Als Berechnungsgrundlage für den Aufwandersatz bezüglich der Abweisung der Beschwerde im Grund des § 88 Abs. 1 SPG sei die zum Zeitpunkt der Stellung des (auf Abweisung der Beschwerde lautenden) Antrags der Erstbehörde in ihrem Schriftsatz vom 20. Juli 2004 geltende UVS-Aufwandersatzverordnung 2003, BGBl. II Nr. 334, heranzuziehen gewesen.
Soweit der Beschwerde - mit Blick auf § 88 Abs. 2 SPG - Folge zu geben gewesen sei, sei als Grundlage für den Ersatz des Aufwands des Beschwerdeführers die zum Zeitpunkt seiner Antragstellung im Jahr 1997 geltende Aufwandersatzverordnung UVS, BGBl. Nr. 855/1995, heranzuziehen gewesen.
3. Gegen diesen Bescheid richtet sich die vorliegende Beschwerde mit dem Begehren, ihn hinsichtlich der Spruchpunkte I.1. und I.2. sowie II. ad 1) und II. ad 3) aufzuheben.
4. Die belangte Behörde legte die Akten des Verwaltungsverfahrens vor und erstattete eine Gegenschrift mit dem Antrag, die Beschwerde als unbegründet abzuweisen.
II.
Der Verwaltungsgerichtshof hat erwogen:
1. Nach der hg.
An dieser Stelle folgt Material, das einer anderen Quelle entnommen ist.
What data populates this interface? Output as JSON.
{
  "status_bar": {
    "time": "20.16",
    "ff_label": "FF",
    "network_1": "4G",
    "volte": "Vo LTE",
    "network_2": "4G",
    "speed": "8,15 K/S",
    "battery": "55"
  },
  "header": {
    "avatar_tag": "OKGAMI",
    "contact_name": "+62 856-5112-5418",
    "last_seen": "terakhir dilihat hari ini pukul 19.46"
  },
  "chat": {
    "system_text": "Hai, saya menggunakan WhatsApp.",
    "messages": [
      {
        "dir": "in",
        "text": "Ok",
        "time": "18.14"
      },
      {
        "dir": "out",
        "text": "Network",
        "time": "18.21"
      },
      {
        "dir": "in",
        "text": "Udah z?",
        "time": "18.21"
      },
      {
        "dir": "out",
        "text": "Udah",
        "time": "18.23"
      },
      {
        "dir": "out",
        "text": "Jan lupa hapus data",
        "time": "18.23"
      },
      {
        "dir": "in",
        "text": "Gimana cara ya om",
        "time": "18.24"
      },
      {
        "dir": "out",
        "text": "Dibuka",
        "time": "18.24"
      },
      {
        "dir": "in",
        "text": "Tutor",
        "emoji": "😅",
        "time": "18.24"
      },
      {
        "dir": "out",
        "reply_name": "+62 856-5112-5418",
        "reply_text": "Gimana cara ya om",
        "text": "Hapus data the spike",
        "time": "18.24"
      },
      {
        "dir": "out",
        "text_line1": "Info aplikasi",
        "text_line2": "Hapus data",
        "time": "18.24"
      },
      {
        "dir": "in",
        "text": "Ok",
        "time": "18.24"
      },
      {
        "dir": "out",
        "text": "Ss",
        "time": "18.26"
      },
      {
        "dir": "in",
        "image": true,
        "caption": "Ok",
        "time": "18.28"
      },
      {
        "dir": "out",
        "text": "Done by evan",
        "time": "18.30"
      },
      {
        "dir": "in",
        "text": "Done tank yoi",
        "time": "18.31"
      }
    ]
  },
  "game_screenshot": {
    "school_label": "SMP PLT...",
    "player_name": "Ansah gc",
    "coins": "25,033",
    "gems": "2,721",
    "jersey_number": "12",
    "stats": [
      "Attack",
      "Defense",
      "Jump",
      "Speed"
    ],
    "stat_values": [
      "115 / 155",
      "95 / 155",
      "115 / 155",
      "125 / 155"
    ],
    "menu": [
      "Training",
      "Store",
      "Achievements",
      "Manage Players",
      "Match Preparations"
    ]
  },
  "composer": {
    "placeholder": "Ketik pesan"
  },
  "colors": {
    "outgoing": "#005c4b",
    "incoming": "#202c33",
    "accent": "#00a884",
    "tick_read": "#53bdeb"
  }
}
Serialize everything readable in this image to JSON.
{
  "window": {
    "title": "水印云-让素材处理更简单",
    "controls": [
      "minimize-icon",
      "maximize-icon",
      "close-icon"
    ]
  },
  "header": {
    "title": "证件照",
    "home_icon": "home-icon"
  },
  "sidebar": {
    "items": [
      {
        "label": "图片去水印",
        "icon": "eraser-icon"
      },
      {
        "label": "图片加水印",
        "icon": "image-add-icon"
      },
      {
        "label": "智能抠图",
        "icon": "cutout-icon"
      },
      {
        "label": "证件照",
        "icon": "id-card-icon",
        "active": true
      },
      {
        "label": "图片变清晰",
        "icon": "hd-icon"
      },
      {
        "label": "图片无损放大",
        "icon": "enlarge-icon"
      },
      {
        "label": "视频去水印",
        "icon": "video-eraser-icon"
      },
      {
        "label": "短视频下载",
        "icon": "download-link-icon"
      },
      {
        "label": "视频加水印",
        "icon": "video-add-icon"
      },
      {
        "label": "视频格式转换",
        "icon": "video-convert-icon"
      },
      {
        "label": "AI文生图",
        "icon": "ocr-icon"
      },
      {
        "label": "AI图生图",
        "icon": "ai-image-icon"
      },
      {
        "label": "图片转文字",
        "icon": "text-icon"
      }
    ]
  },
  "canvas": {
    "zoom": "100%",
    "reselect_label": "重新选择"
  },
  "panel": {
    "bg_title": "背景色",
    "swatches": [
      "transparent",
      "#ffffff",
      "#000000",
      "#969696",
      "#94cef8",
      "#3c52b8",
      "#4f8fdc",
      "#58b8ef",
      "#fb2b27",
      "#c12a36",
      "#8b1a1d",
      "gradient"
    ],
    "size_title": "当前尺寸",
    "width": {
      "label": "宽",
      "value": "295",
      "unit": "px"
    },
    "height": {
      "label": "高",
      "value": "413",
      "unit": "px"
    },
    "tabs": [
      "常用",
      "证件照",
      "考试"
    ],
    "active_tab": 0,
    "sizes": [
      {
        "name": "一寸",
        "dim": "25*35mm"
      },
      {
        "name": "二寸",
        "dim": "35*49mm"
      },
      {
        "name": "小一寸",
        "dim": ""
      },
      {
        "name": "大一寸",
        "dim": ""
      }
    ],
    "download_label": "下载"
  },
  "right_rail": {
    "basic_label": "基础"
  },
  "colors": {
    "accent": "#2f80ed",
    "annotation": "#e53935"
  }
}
Rechtsprechung hatte die belangte Behörde bei ihrer Entscheidung über die vorliegende Beschwerde nicht die Verletzung bestimmter Rechte festzustellen, sondern über die Rechtmäßigkeit des zu beurteilenden Verwaltungsaktes an sich abzusprechen (vgl. die hg. Erkenntnisse vom 20. September 2006, Zl. 2003/01/0502, und vom selben Tag, Zl. 2004/01/0308, mwH). Diese Entscheidung hat die belangte Behörde durch den in Spruchpunkt I.3 des angefochtenen Bescheids ersichtlichen Abspruch - den die Beschwerde unangefochten lässt - getroffen.
Vor diesem Hintergrund war aber im Beschwerdefall für die in den Spruchpunkten I.1 und I.3 (mit Blick auf bestimmte vom Beschwerdeführer geltend gemachte Rechtsverletzungen) getroffenen Absprüche kein Raum. Insofern hat die belangte Behörde die Rechtslage verkannt und den angefochtenen Bescheid mit inhaltlicher Rechtswidrigkeit belastet. Damit bestand für die belangte Behörde auch keine gesetzliche Grundlage dafür, den auf Spruchpunkt I.1 bezogenen Abspruch über den Aufwandersatz in Spruchpunkt II. ad 1) zu treffen, weshalb sich auch dieser Spruchpunkt als inhaltlich rechtswidrig erweist.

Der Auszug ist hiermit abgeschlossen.